I'm now coming to the conclusion that I have to start exploring some of the New Music/City Pop material of the 1970s in further detail. I did put into my original mission statement for "Kayo Kyoku Plus" that those two decades of the 1970s and 1980s were my central years, but I think I have done quite a bit for the latter decade. There is still a fair amount to be mined in the 70s in my estimation.
My case in point here is an album by the late singer/musician/songwriter Hiroshi Sato（佐藤博）. Titled "Time", it was released in January 1977 as his 2nd album. Now as of this writing, there are 7 articles representing the man in the blog but I think the big one for him was my first one for him featuring his classic and dreamy 1982 City Pop album "Awakenings".
Now I'm quite interested in "Time" as well. I've only listened to one of the tracks so far, "Last Trick", and it's a winner for me. It is just that one track but, yes, it sounds very different from the very 1980s sound of "Awakenings", and yet I can plug "Last Trick" as very much a City (Resort) Pop tune of the 1970s. Perhaps that can be extrapolated for the rest of "Time", too.

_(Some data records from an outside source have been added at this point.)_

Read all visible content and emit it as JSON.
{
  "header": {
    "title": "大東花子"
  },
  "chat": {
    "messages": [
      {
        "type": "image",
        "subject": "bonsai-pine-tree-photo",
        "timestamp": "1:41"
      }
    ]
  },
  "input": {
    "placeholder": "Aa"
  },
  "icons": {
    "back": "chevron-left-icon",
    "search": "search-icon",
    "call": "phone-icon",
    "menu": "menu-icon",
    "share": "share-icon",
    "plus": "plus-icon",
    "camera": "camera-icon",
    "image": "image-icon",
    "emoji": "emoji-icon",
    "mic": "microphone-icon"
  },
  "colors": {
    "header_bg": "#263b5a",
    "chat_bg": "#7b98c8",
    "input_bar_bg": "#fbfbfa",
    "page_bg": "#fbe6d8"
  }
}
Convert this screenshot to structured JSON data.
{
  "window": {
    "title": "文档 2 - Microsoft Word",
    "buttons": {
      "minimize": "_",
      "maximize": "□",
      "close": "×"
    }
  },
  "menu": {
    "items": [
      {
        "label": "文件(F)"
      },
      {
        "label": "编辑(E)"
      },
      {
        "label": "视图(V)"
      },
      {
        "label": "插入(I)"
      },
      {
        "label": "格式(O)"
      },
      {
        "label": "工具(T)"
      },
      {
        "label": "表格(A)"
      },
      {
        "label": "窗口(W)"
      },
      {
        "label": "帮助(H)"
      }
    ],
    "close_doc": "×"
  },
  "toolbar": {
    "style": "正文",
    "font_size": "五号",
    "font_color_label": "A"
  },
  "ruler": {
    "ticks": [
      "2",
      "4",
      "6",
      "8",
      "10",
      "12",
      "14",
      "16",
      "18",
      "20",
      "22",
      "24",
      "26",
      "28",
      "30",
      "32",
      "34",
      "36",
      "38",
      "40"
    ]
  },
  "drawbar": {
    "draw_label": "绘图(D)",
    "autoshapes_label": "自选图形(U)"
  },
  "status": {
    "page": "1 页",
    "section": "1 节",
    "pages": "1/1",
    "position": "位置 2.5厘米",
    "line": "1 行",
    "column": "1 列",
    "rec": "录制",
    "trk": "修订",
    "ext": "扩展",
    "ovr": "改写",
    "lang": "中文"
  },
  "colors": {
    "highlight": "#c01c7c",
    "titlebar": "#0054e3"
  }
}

For one thing, Sato didn't sound anything in "Last Trick" like he would in the 1982 album. I frankly thought his vocals reminded me so much of British pop star Howard Jones in "Awakenings" that I was actually tempted to send word to Jones' Twitter account. My statement on the 70s feeling comes due to his keyboard work which for this particular song was reminiscent of jazz pianist Vince Guaraldi who also expanded his instruments into organ and other keyboards into the 1970s. And yep, it's the same guy behind those "Peanuts" classics such as "Linus and Lucy". The arrangement of "Last Trick" directly reminded me of Guaraldi's soundtrack for "A Charlie Brown Thanksgiving". I did mention in the other article that Sato spent a few years in America from 1980 to 1982 so I'm sure that some changes occurred during that time in Los Angeles.
I think I've already blown my money over the past few weeks on music purchases so I'm gonna have to wait a while before going ahead. However, "Time" will be on my side eventually.